The Triumph of Easter
by: Dorothy Sayers
When Judas sinned, Jesus paid; He brought good out of evil, He led out triumph from the gates of hell and brought all mankind out with Him; but the suffering of Jesus and the sin of Judas remain a reality. God did not abolish the fact of evil: He transformed it. He did not stop the crucifixion: He rose from the dead.

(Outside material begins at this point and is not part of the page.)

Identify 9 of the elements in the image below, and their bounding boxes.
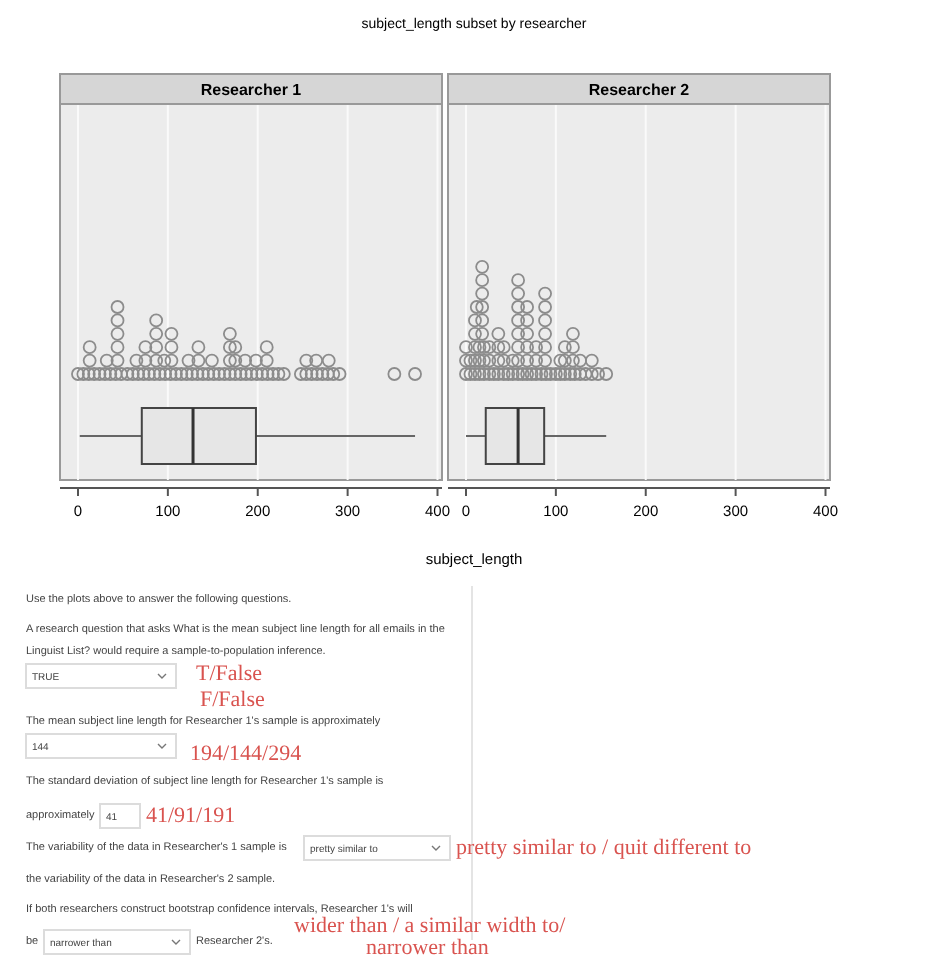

"Then Judas, which had betrayed Him, when he saw that He was condemned,... cast down the pieces of silver in the temple, and departed, and went and hanged himself." And thereby Judas committed the final, the fatal, the most pitiful error of all; for he despaired of God and himself and never waited to see the Resurrection. Had he done so, there would have been an encounter, and an opportunity, to leave invention bankrupt; but unhappily for himself, he did not. In this world, at any rate, he never saw the triumph of Christ fulfilled upon him, and through him, and despite of him. He saw the dreadful payment made, and never knew what victory had been purchased with the price.

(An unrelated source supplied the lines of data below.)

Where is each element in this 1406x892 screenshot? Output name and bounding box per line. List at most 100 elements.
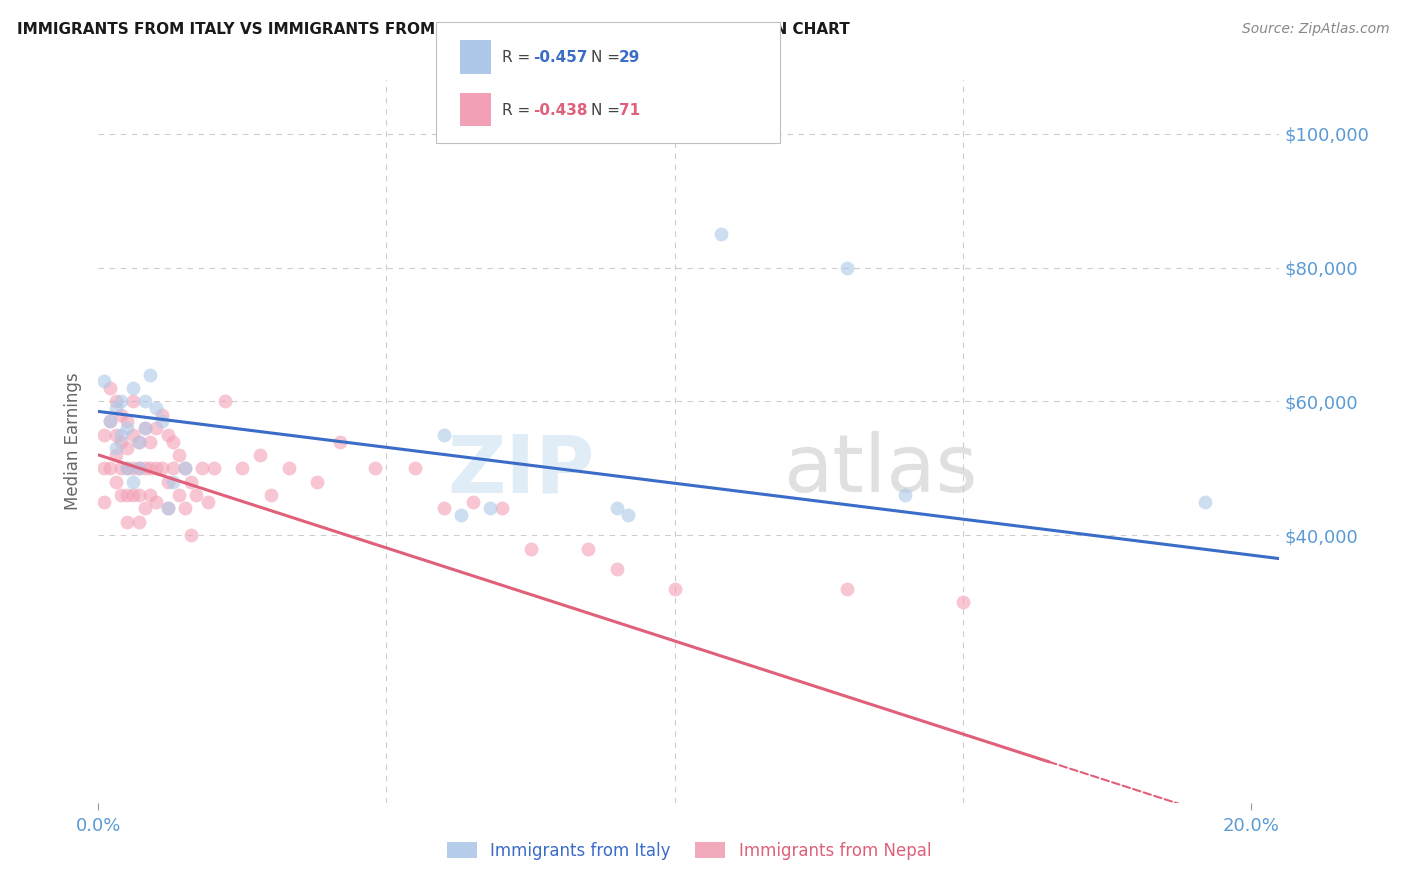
Point <box>134 501 156 516</box>
Point <box>139 461 162 475</box>
Point <box>162 461 184 475</box>
Point <box>122 394 145 409</box>
Point <box>110 408 132 422</box>
Point <box>128 434 150 449</box>
Point <box>1194 494 1216 508</box>
Point <box>894 488 917 502</box>
Point <box>128 434 150 449</box>
Point <box>122 427 145 442</box>
Point <box>180 528 202 542</box>
Point <box>98 414 121 428</box>
Point <box>122 475 145 489</box>
Point <box>134 421 156 435</box>
Point <box>139 434 162 449</box>
Point <box>145 421 167 435</box>
Point <box>364 461 387 475</box>
Point <box>104 401 127 416</box>
Point <box>837 260 859 275</box>
Point <box>115 515 138 529</box>
Point <box>186 488 208 502</box>
Point <box>197 494 219 508</box>
Point <box>162 475 184 489</box>
Point <box>617 508 640 523</box>
Text: IMMIGRANTS FROM ITALY VS IMMIGRANTS FROM NEPAL MEDIAN EARNINGS CORRELATION CHART: IMMIGRANTS FROM ITALY VS IMMIGRANTS FROM… <box>17 22 849 37</box>
Point <box>433 501 456 516</box>
Point <box>260 488 283 502</box>
Point <box>93 427 115 442</box>
Point <box>128 488 150 502</box>
Point <box>173 461 195 475</box>
Point <box>93 375 115 389</box>
Point <box>104 427 127 442</box>
Text: -0.438: -0.438 <box>533 103 588 118</box>
Point <box>606 562 628 576</box>
Point <box>191 461 214 475</box>
Point <box>128 461 150 475</box>
Point <box>110 434 132 449</box>
Point <box>167 488 190 502</box>
Point <box>156 427 179 442</box>
Point <box>433 427 456 442</box>
Point <box>450 508 472 523</box>
Point <box>162 434 184 449</box>
Text: Source: ZipAtlas.com: Source: ZipAtlas.com <box>1241 22 1389 37</box>
Text: 29: 29 <box>619 51 640 65</box>
Point <box>134 394 156 409</box>
Text: N =: N = <box>591 51 624 65</box>
Point <box>202 461 225 475</box>
Point <box>837 582 859 596</box>
Point <box>307 475 329 489</box>
Point <box>115 414 138 428</box>
Point <box>110 461 132 475</box>
Point <box>491 501 513 516</box>
Point <box>461 494 484 508</box>
Point <box>115 421 138 435</box>
Point <box>134 461 156 475</box>
Point <box>104 394 127 409</box>
Point <box>122 461 145 475</box>
Point <box>128 515 150 529</box>
Point <box>710 227 733 241</box>
Point <box>98 381 121 395</box>
Text: ZIP: ZIP <box>447 432 595 509</box>
Point <box>128 461 150 475</box>
Text: N =: N = <box>591 103 624 118</box>
Point <box>110 427 132 442</box>
Text: R =: R = <box>502 51 536 65</box>
Point <box>115 488 138 502</box>
Point <box>139 488 162 502</box>
Point <box>122 381 145 395</box>
Point <box>104 475 127 489</box>
Point <box>277 461 299 475</box>
Point <box>231 461 253 475</box>
Point <box>156 475 179 489</box>
Point <box>329 434 352 449</box>
Y-axis label: Median Earnings: Median Earnings <box>63 373 82 510</box>
Point <box>104 441 127 455</box>
Point <box>115 441 138 455</box>
Point <box>98 461 121 475</box>
Point <box>576 541 599 556</box>
Point <box>156 501 179 516</box>
Point <box>156 501 179 516</box>
Point <box>150 414 173 428</box>
Point <box>98 414 121 428</box>
Point <box>173 501 195 516</box>
Point <box>214 394 236 409</box>
Point <box>115 461 138 475</box>
Point <box>249 448 271 462</box>
Point <box>404 461 426 475</box>
Point <box>145 461 167 475</box>
Legend: Immigrants from Italy, Immigrants from Nepal: Immigrants from Italy, Immigrants from N… <box>440 836 938 867</box>
Point <box>93 461 115 475</box>
Point <box>952 595 974 609</box>
Point <box>167 448 190 462</box>
Text: R =: R = <box>502 103 536 118</box>
Point <box>479 501 502 516</box>
Point <box>664 582 686 596</box>
Point <box>110 394 132 409</box>
Point <box>606 501 628 516</box>
Text: -0.457: -0.457 <box>533 51 588 65</box>
Point <box>145 494 167 508</box>
Point <box>104 448 127 462</box>
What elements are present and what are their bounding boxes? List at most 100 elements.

All of us, perhaps, are too ready, when our behaviour turns out to have appalling consequences, to rush out and hang ourselves. Sometimes we do worse, and show an inclination to go and hang other people. Judas, at least, seems to have blamed nobody but himself, and St. Peter, who had a minor betrayal of his own to weep for, made his act of contrition and waited to see what came next. What came next for St. Peter and the other disciples was the sudden assurance of what God was, and with it the answer to all the riddles.

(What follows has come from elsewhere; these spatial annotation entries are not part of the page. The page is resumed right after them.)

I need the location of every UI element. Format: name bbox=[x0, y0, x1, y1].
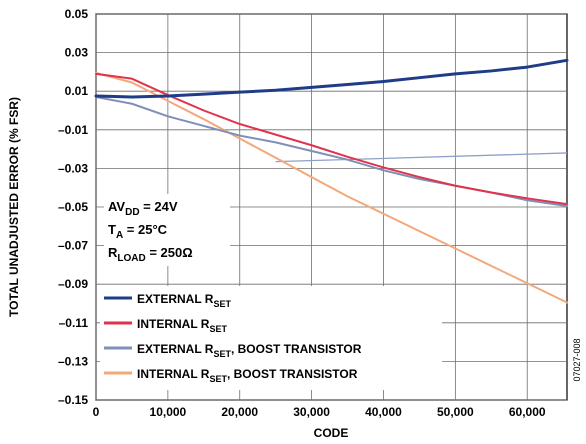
legend-background bbox=[100, 286, 442, 390]
y-tick-label: –0.01 bbox=[58, 123, 88, 137]
y-tick-label: –0.09 bbox=[58, 277, 88, 291]
y-tick-label: –0.11 bbox=[59, 316, 89, 330]
y-tick-label: –0.03 bbox=[58, 161, 88, 175]
series-line-annotation bbox=[275, 152, 568, 163]
y-tick-label: 0.01 bbox=[65, 84, 89, 98]
series-line-1 bbox=[95, 72, 568, 206]
x-tick-label: 20,000 bbox=[221, 405, 258, 419]
legend-label: EXTERNAL RSET, BOOST TRANSISTOR bbox=[137, 342, 362, 359]
x-axis-label: CODE bbox=[314, 426, 349, 440]
y-tick-label: –0.15 bbox=[58, 393, 88, 407]
series-layer bbox=[94, 58, 569, 304]
legend-label: INTERNAL RSET, BOOST TRANSISTOR bbox=[137, 367, 358, 384]
conditions-box: AVDD = 24V TA = 25°C RLOAD = 250Ω bbox=[104, 194, 230, 266]
y-tick-label: –0.07 bbox=[58, 239, 88, 253]
y-tick-label: 0.03 bbox=[65, 46, 89, 60]
x-tick-label: 50,000 bbox=[437, 405, 474, 419]
x-tick-label: 40,000 bbox=[365, 405, 402, 419]
figure-id: 07027-008 bbox=[572, 338, 582, 381]
x-tick-label: 30,000 bbox=[293, 405, 330, 419]
x-tick-label: 60,000 bbox=[509, 405, 546, 419]
y-tick-label: 0.05 bbox=[65, 7, 89, 21]
legend: EXTERNAL RSET INTERNAL RSET EXTERNAL RSET,… bbox=[100, 286, 442, 390]
series-line-3 bbox=[95, 71, 568, 304]
condition-rload: RLOAD = 250Ω bbox=[108, 245, 193, 264]
x-tick-label: 0 bbox=[93, 405, 100, 419]
series-line-0 bbox=[94, 58, 569, 99]
x-tick-label: 10,000 bbox=[150, 405, 187, 419]
condition-ta: TA = 25°C bbox=[108, 222, 168, 241]
legend-label: EXTERNAL RSET bbox=[137, 292, 231, 309]
y-tick-label: –0.13 bbox=[58, 354, 88, 368]
legend-label: INTERNAL RSET bbox=[137, 317, 227, 334]
y-tick-label: –0.05 bbox=[58, 200, 88, 214]
tick-labels: 0.05 0.03 0.01 –0.01 –0.03 –0.05 –0.07 –0.09 –0.… bbox=[58, 7, 546, 419]
condition-avdd: AVDD = 24V bbox=[108, 199, 178, 218]
y-axis-label: TOTAL UNADJUSTED ERROR (% FSR) bbox=[7, 97, 21, 317]
conditions-background bbox=[104, 194, 230, 266]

If Christ could take evil and suffering and do that sort of thing with them, then of course it was all worth while, and the triumph of Easter linked up with that strange, triumphant prayer in the Upper Room, which the events of Good Friday had seemed to make so puzzling. As for their own parts in the drama, nothing could now alter the fact that they had been stupid, cowardly, faithless, and in many ways singularly unhelpful; but they did not allow any morbid and egotistical remorse to inhibit their joyful activities in the future.
Now, indeed, they could go out and "do something" about the problem of sin and suffering. They had seen the strong hands of God twist the crown of thorns into a crown of glory, and in hands as strong as that they knew themselves safe. They had misunderstood practically everything Christ had ever said to them, but no matter: the thing made sense at last, and the meaning was far beyond anything they had dreamed. They had expected a walk-over, and they beheld a victory; they had expected an earthly Messiah, and they beheld the Soul of Eternity.
It had been said to them of old time, "No man shall look upon My face and live"; but for them a means had been found. They had seen the face of the living God turned upon them; and it was the face of a suffering and rejoicing Man.